I pulled the post after re-reading it because it does not make physiological sense. (I am wondering if the person who wrote the story about the research actually understood it. This is not unusual in science stories reported by under-educated lay people.)
I was right. The article about the new research was egregiously in error. Here is a synopsis from the JAMA Journal itself, followed by an explanation of why this matters.
Importance
Severe neuropsychiatric conditions, such as schizophrenia, affect distributed neural computations. One candidate system profoundly altered in chronic schizophrenia involves the thalamocortical networks. It is widely acknowledged that schizophrenia is a neurodevelopmental disorder that likely affects the brain before onset of clinical symptoms. However, no investigation has tested whether thalamocortical connectivity is altered in individuals at risk for psychosis or whether this pattern is more severe in individuals who later develop full-blown illness.
Objectives
To determine whether baseline thalamocortical connectivity differs between individuals at clinical high risk for psychosis and healthy controls, whether this pattern is more severe in those who later convert to full-blown illness, and whether magnitude of thalamocortical dysconnectivity is associated with baseline prodromal symptom severity.
Design, Setting, and Participants
In this multicenter, 2-year follow-up, case-control study, we examined 397 participants aged 12-35 years of age (243 individuals at clinical high risk of psychosis, of whom 21 converted to full-blown illness, and 154 healthy controls). The baseline scan dates were January 15, 2010, to April 30, 2012.
Main Outcomes and Measures
Whole-brain thalamic functional connectivity maps were generated using individuals’ anatomically defined thalamic seeds, measured using resting-state functional connectivity magnetic resonance imaging.
Results
Using baseline magnetic resonance images, we identified thalamocortical dysconnectivity in the 243 individuals at clinical high risk for psychosis, which was particularly pronounced in the 21 participants who converted to full-blown illness. The pattern involved widespread hypoconnectivity between the thalamus and prefrontal and cerebellar areas, which was more prominent in those who converted to full-blown illness (t173 = 3.77, P < .001, Hedge g = 0.88). Conversely, there was marked thalamic hyperconnectivity with sensory motor areas, again most pronounced in those who converted to full-blown illness (t173 = 2.85, P < .001, Hedge g = 0.66). Both patterns were significantly correlated with concurrent prodromal symptom severity (r = 0.27, P < 3.6 × 10−8, Spearman ρ = 0.27, P < 4.75 × 10−5, 2-tailed).
Conclusions and Relevance
Thalamic dysconnectivity, resembling that seen in schizophrenia, was evident in individuals at clinical high risk for psychosis and more prominently in those who later converted to psychosis. Dysconnectivity correlated with symptom severity, supporting the idea that thalamic connectivity may have prognostic implications for risk of conversion to full-blown illness.
Okay. Now: The reason this is significant is that thalamus figures in control of both rumination (thinking something to death) and acting upon such thoughts. If the little sucker isn’t adequately connected to the first area cited above, but is overly connected to the second and third, one will have problems with “crazy ideas” and impulses to act on them.
There are known ways to stimulate growth of the neural links to and from the pre-frontal cortex that involve psychotherapy and behavioral conditioning. I’m not sure about what to do with the latter two problems other than use anti-Ps to block some of the Da receptors along those chains.

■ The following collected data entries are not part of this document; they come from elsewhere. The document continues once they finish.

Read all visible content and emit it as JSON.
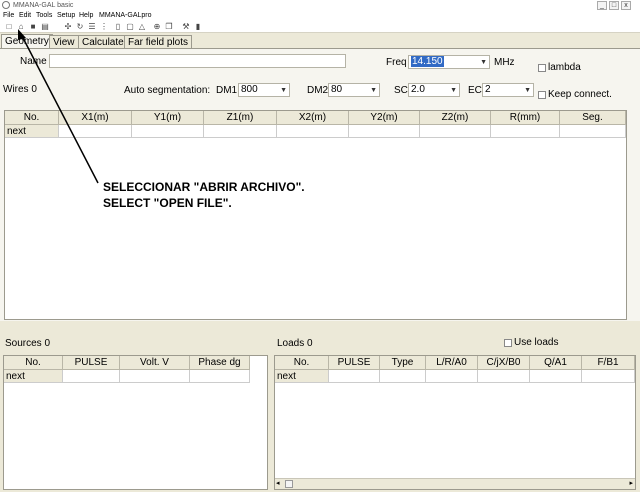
{
  "window": {
    "title": "MMANA-GAL basic",
    "min": "_",
    "max": "□",
    "close": "x"
  },
  "menu": [
    "File",
    "Edit",
    "Tools",
    "Setup",
    "Help",
    "MMANA-GALpro"
  ],
  "toolbar_icons": [
    "new-icon",
    "open-icon",
    "save-icon",
    "print-icon",
    "move-icon",
    "rotate-icon",
    "align-icon",
    "doc-icon",
    "square-icon",
    "triangle-icon",
    "target-icon",
    "copy-icon",
    "tools-icon",
    "trash-icon"
  ],
  "tabs": [
    "Geometry",
    "View",
    "Calculate",
    "Far field plots"
  ],
  "geometry": {
    "name_label": "Name",
    "name_value": "",
    "freq_label": "Freq",
    "freq_value": "14.150",
    "freq_unit": "MHz",
    "lambda_label": "lambda",
    "wires_label": "Wires 0",
    "autoseg_label": "Auto segmentation:",
    "dm1_label": "DM1",
    "dm1_value": "800",
    "dm2_label": "DM2",
    "dm2_value": "80",
    "sc_label": "SC",
    "sc_value": "2.0",
    "ec_label": "EC",
    "ec_value": "2",
    "keep_label": "Keep connect.",
    "columns": [
      "No.",
      "X1(m)",
      "Y1(m)",
      "Z1(m)",
      "X2(m)",
      "Y2(m)",
      "Z2(m)",
      "R(mm)",
      "Seg."
    ],
    "row_label": "next"
  },
  "annotation": {
    "line1": "SELECCIONAR \"ABRIR ARCHIVO\".",
    "line2": "SELECT \"OPEN FILE\"."
  },
  "sources": {
    "label": "Sources 0",
    "columns": [
      "No.",
      "PULSE",
      "Volt. V",
      "Phase dg"
    ],
    "row_label": "next"
  },
  "loads": {
    "label": "Loads 0",
    "use_loads_label": "Use loads",
    "columns": [
      "No.",
      "PULSE",
      "Type",
      "L/R/A0",
      "C/jX/B0",
      "Q/A1",
      "F/B1"
    ],
    "row_label": "next"
  }
}
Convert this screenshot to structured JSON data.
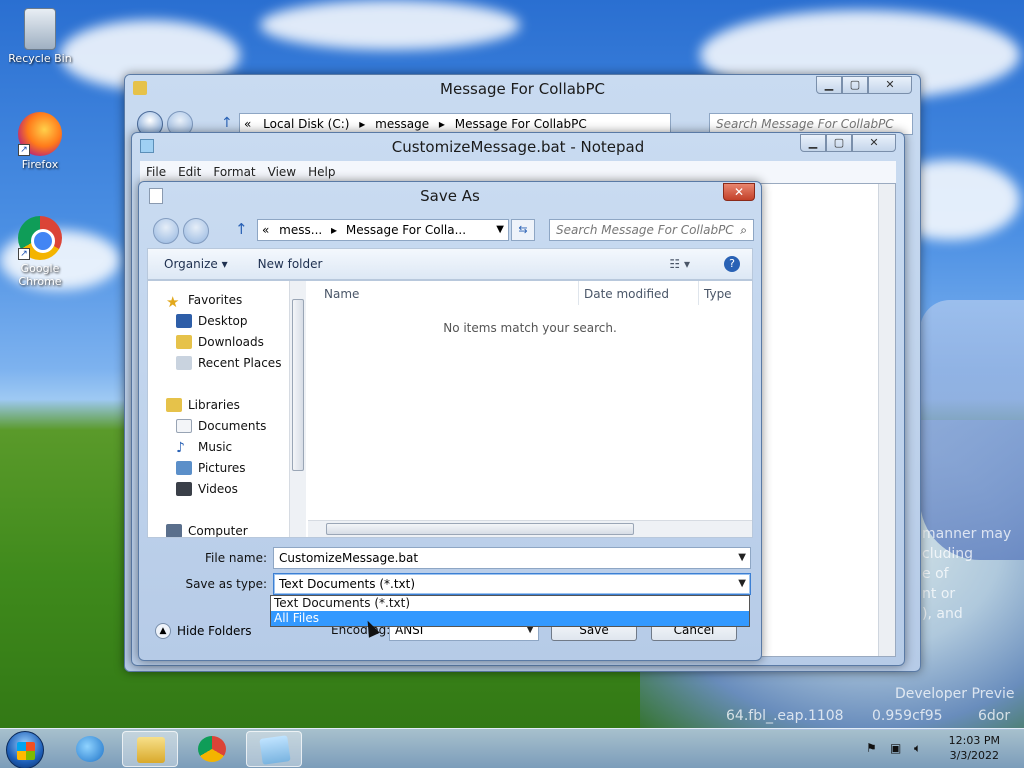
{
  "desktop": {
    "icons": [
      {
        "label": "Recycle Bin",
        "icon": "recycle-bin-icon"
      },
      {
        "label": "Firefox",
        "icon": "firefox-icon"
      },
      {
        "label": "Google Chrome",
        "icon": "chrome-icon"
      }
    ],
    "overlay_text": [
      "manner may",
      "cluding",
      "e of",
      "nt or",
      "), and",
      "Developer Previe",
      "64.fbl_.eap.1108",
      "0.959cf95",
      "6dor"
    ]
  },
  "explorer": {
    "title": "Message For CollabPC",
    "address": {
      "prefix": "«",
      "segments": [
        "Local Disk (C:)",
        "message",
        "Message For CollabPC"
      ]
    },
    "search_placeholder": "Search Message For CollabPC"
  },
  "notepad": {
    "title": "CustomizeMessage.bat - Notepad",
    "menu": [
      "File",
      "Edit",
      "Format",
      "View",
      "Help"
    ]
  },
  "save_as": {
    "title": "Save As",
    "close_label": "✕",
    "address": {
      "prefix": "«",
      "segments": [
        "mess...",
        "Message For Colla..."
      ]
    },
    "search_placeholder": "Search Message For CollabPC",
    "toolbar": {
      "organize": "Organize ▾",
      "new_folder": "New folder"
    },
    "nav": {
      "favorites": "Favorites",
      "desktop": "Desktop",
      "downloads": "Downloads",
      "recent": "Recent Places",
      "libraries": "Libraries",
      "documents": "Documents",
      "music": "Music",
      "pictures": "Pictures",
      "videos": "Videos",
      "computer": "Computer"
    },
    "columns": {
      "name": "Name",
      "date_modified": "Date modified",
      "type": "Type"
    },
    "empty_message": "No items match your search.",
    "file_name_label": "File name:",
    "file_name_value": "CustomizeMessage.bat",
    "save_type_label": "Save as type:",
    "save_type_value": "Text Documents (*.txt)",
    "save_type_options": [
      "Text Documents (*.txt)",
      "All Files"
    ],
    "save_type_selected_option": "All Files",
    "encoding_label": "Encoding:",
    "encoding_value": "ANSI",
    "hide_folders": "Hide Folders",
    "save_button": "Save",
    "cancel_button": "Cancel"
  },
  "taskbar": {
    "pinned": [
      "internet-explorer-icon",
      "file-explorer-icon",
      "chrome-icon",
      "notepad-icon"
    ],
    "clock_time": "12:03 PM",
    "clock_date": "3/3/2022"
  },
  "colors": {
    "selection": "#3399ff",
    "close_red": "#c2412a",
    "accent_blue": "#3c7fd3"
  }
}
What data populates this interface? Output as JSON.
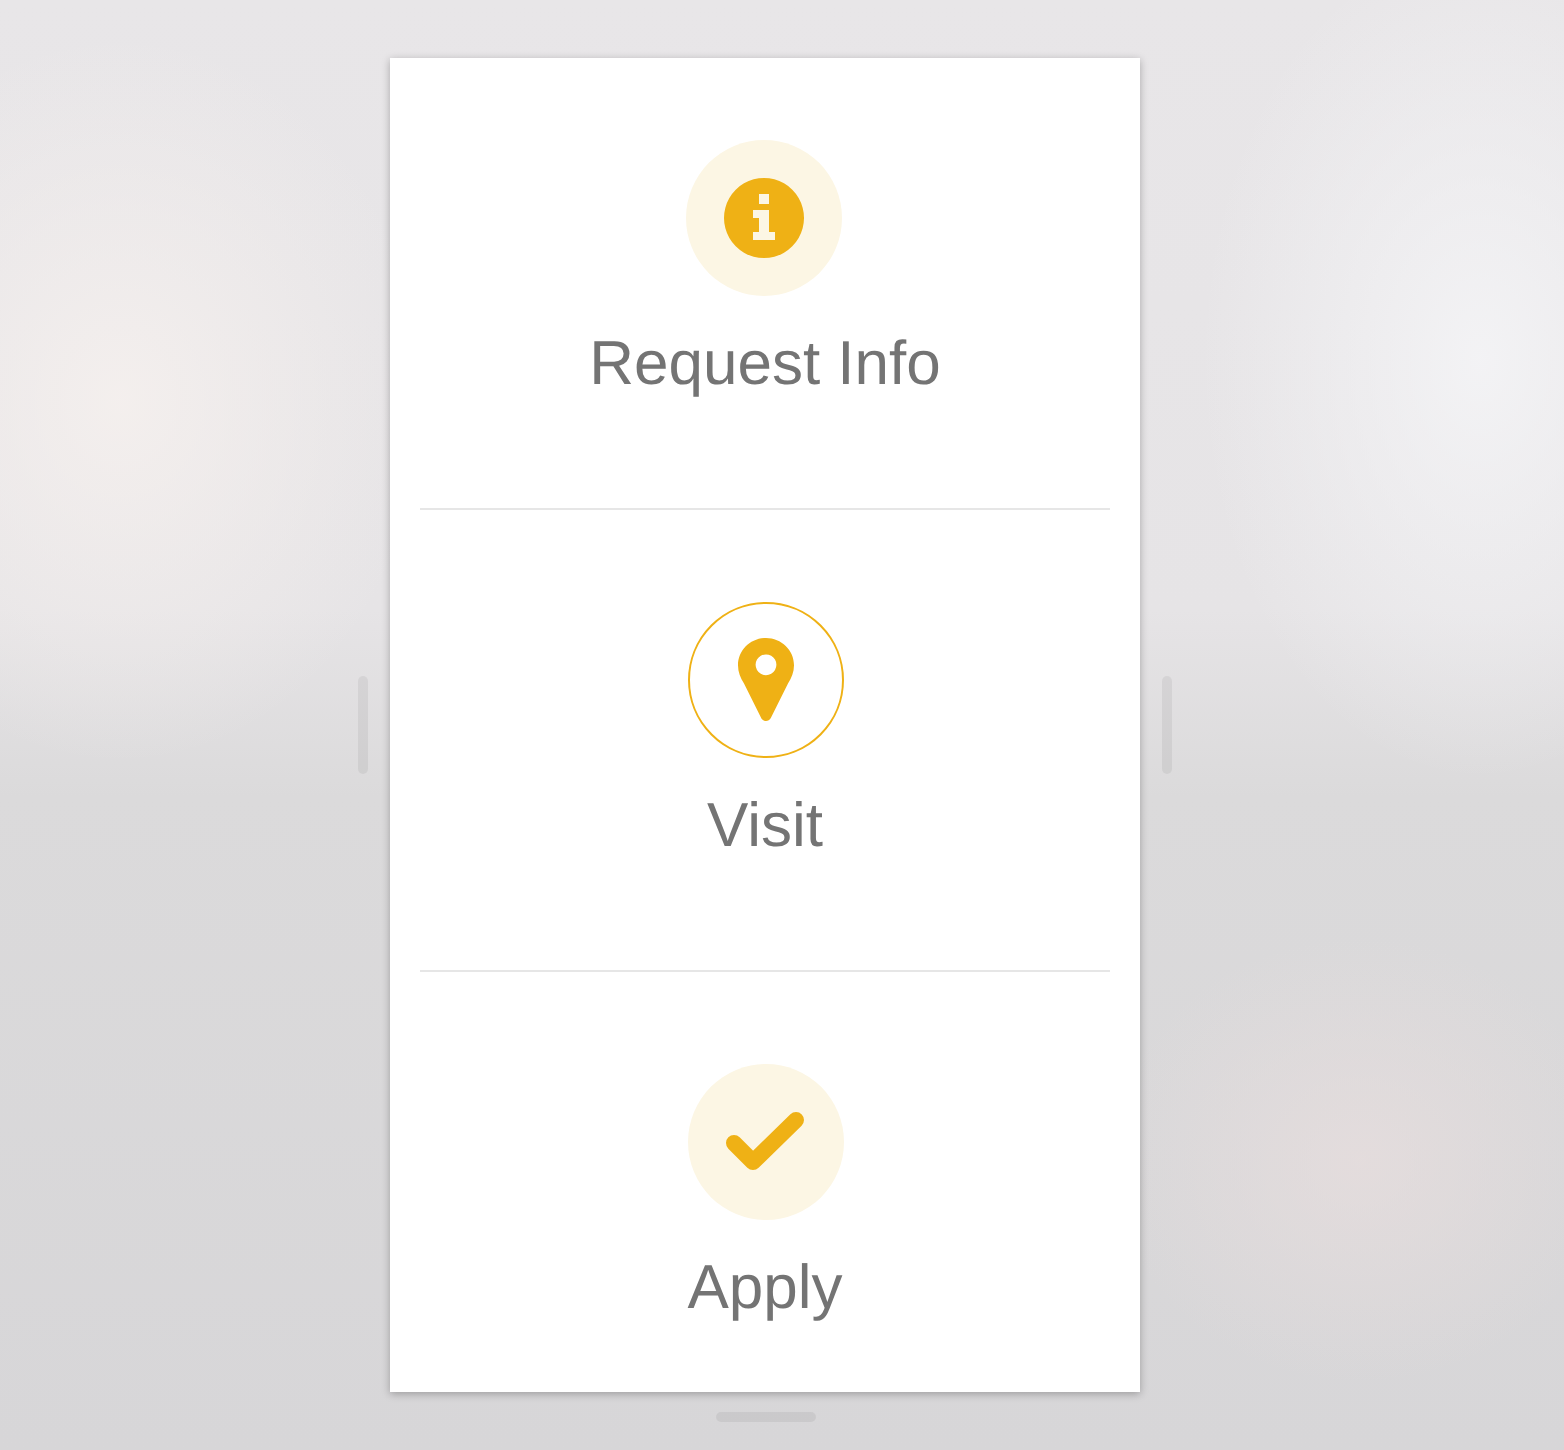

I had a counselor who used to have me thump my chest to stimulate my Thalamus.
J.
Yup.
Now I am not at home in neuro-lingo, but would you expect this thalamic connectivity to be different in so-called double bookkeeping patients? I.e. patients who voice extraordinairy delusions but do not seem to act consistently on them? These patients seem to pose an especially hard problem to the understanding, where action and firmly held “belief” seem to come apart.
I would expect it to be exactly as described in the research article; yes. Under-connected in the pathways up to and back down from (especially the latter) the medial pre-frontal cortex (that would otherwise be able to limit and control impulsivity), and over-connected to the seats of impulsive reactivity, including the insula > amygdala > hypothalamus > pituitary > adrenal (the “HPA”) that sets off the sympathetic branch of the autonomic nervous system into “fight or flight.” And if those latter pathways are continuously fired, into “freak and fry.”
This may be the physiological mechanism of converting the behaviorally conditioned predisposition for paranoid interpretation into the PTSD manifestations so commonly observed in sz pts.
Yeah I know a person, who is very annoying, who makes my conscious thinking happen less and make me take more action before I think. So even though I can’t avoid this person, I have less delusional thoughts but its just very bothersome and I want this person to go away. Anyways the reason I post this is I think it related to the thalamocortical network disorder.